Preprint C121/2010
The Guitar as a Human-Computer Interface
Marcelo Cicconet
Keywords: Human-Computer Interface | Guitar Interface | Computer Music | Music Performance | Machine Learning
In this work we explore the visual interface of the guitar. From the analysis point of view, the use of a video camera for human-computer interaction in the context of a user playing guitar is studied. From the point of view of synthesis, visual properties of the guitar fretboard are taken into account in the development of bi-dimensional interfaces for music performance, improvisation, and automatic composition. The text is divided in two parts. In the first part, we discuss the use of visual information for the tasks of recognizing notes and chords. We developed a video-based method for chord recognition which is analogous to the state- of-the-art audio-based counterpart, relying on a Supervised Machine Learning algorithm applied to a visual chord descriptor. The visual descriptor consists of the rough position of the fingertips in the guitar fretboard, found by using special markers attached to the middle phalanges and fiducials attached to the guitar body.

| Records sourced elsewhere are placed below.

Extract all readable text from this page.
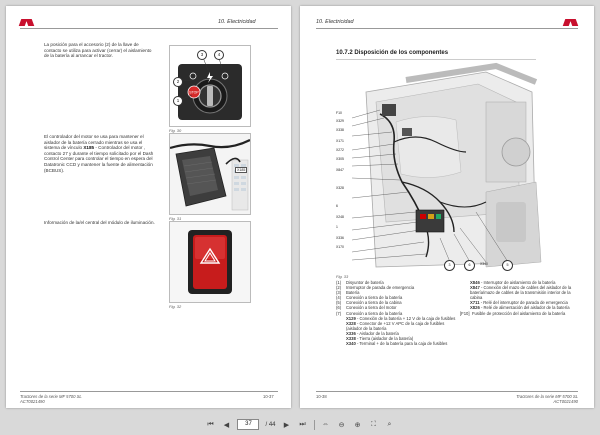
10. Electricidad
La posición para el accesorio (2) de la llave de contacto se utiliza para activar (cerrar) el aislamiento de la batería al arrancar el tractor.
STOP
3	4
2
1
Fig. 30
El controlador del motor se usa para mantener el aislador de la batería cerrado mientras se usa el sistema de vínculo X185 - Controlador del motor , contacto 27 y durante el tiempo solicitado por el Dash Control Center para controlar el tiempo en espera del Datatronic CCD y mantener la fuente de alimentación (BCBUS).	X185
Fig. 31
Información de la/el central del módulo de iluminación.
Fig. 32
Tractores de la serie MF 5700 SL
ACT0021490
10-37
10. Electricidad
10.7.2 Disposición de los componentes
F10
X329
X338
X171
X272
X305
X847
X328
6
X248
1
X336
X170
3	6	X340	5
Fig. 33
(1)	Disyuntor de batería
(2)	Interruptor de parada de emergencia
(3)	Batería
(4)	Conexión a tierra de la batería
(5)	Conexión a tierra de la cabina
(6)	Conexión a tierra del motor
(7)	Conexión a tierra de la batería
X129 - Conexión de la batería + 12 V de la caja de fusibles
X328 - Conector de +12 V APC de la caja de fusibles (aislador de la batería
X336 - Aislador de la batería
X338 - Tierra (aislador de la batería)
X340 - Terminal + de la batería para la caja de fusibles
X846 - Interruptor de aislamiento de la batería
X847 - Conexión del mazo de cables del aislador de la batería/mazo de cables de la transmisión interior de la cabina
X711 - Relé del interruptor de parada de emergencia
X826 - Relé de alimentación del aislador de la batería
[F10] Fusible de protección del aislamiento de la batería
10-38	Tractores de la serie MF 5700 SL
ACT0021490
⏮	◀	37	/ 44	▶	⏭ ⇔ ⊖ ⊕	⛶	⌕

Experiments were conducted regarding classification accuracy comparisons among methods using audio, video and the combination of the two signals. Four different Data Fusion techniques were evaluated: feature fusion, sum rule, product rule and an approach in which the visual information is used as prior distribution, which resembles the way humans recognize chords being played by a guitarist. Results favor the use of visual information to improve the accuracy of audio-based methods, as well as for being applied without audio-signal help. In the second part, we present a method for arranging the notes of certain musical scales (pentatonic, heptatonic, Blues Minor and Blues Major) on bi- dimensional interfaces by using a plane tessellation with especially designed musical scale tiles. These representations are motivated by the arrangement of notes in the guitar fretboard, preserving some musical effects possible on the real instrument, but simplifying the performance, improvisation and composition, due to consistence of the placement of notes along the plane. We also describe many applications of the idea, ranging from blues-improvisation on multi-touch screen interfaces to automatic composition on the bi-dimensional grid of notes.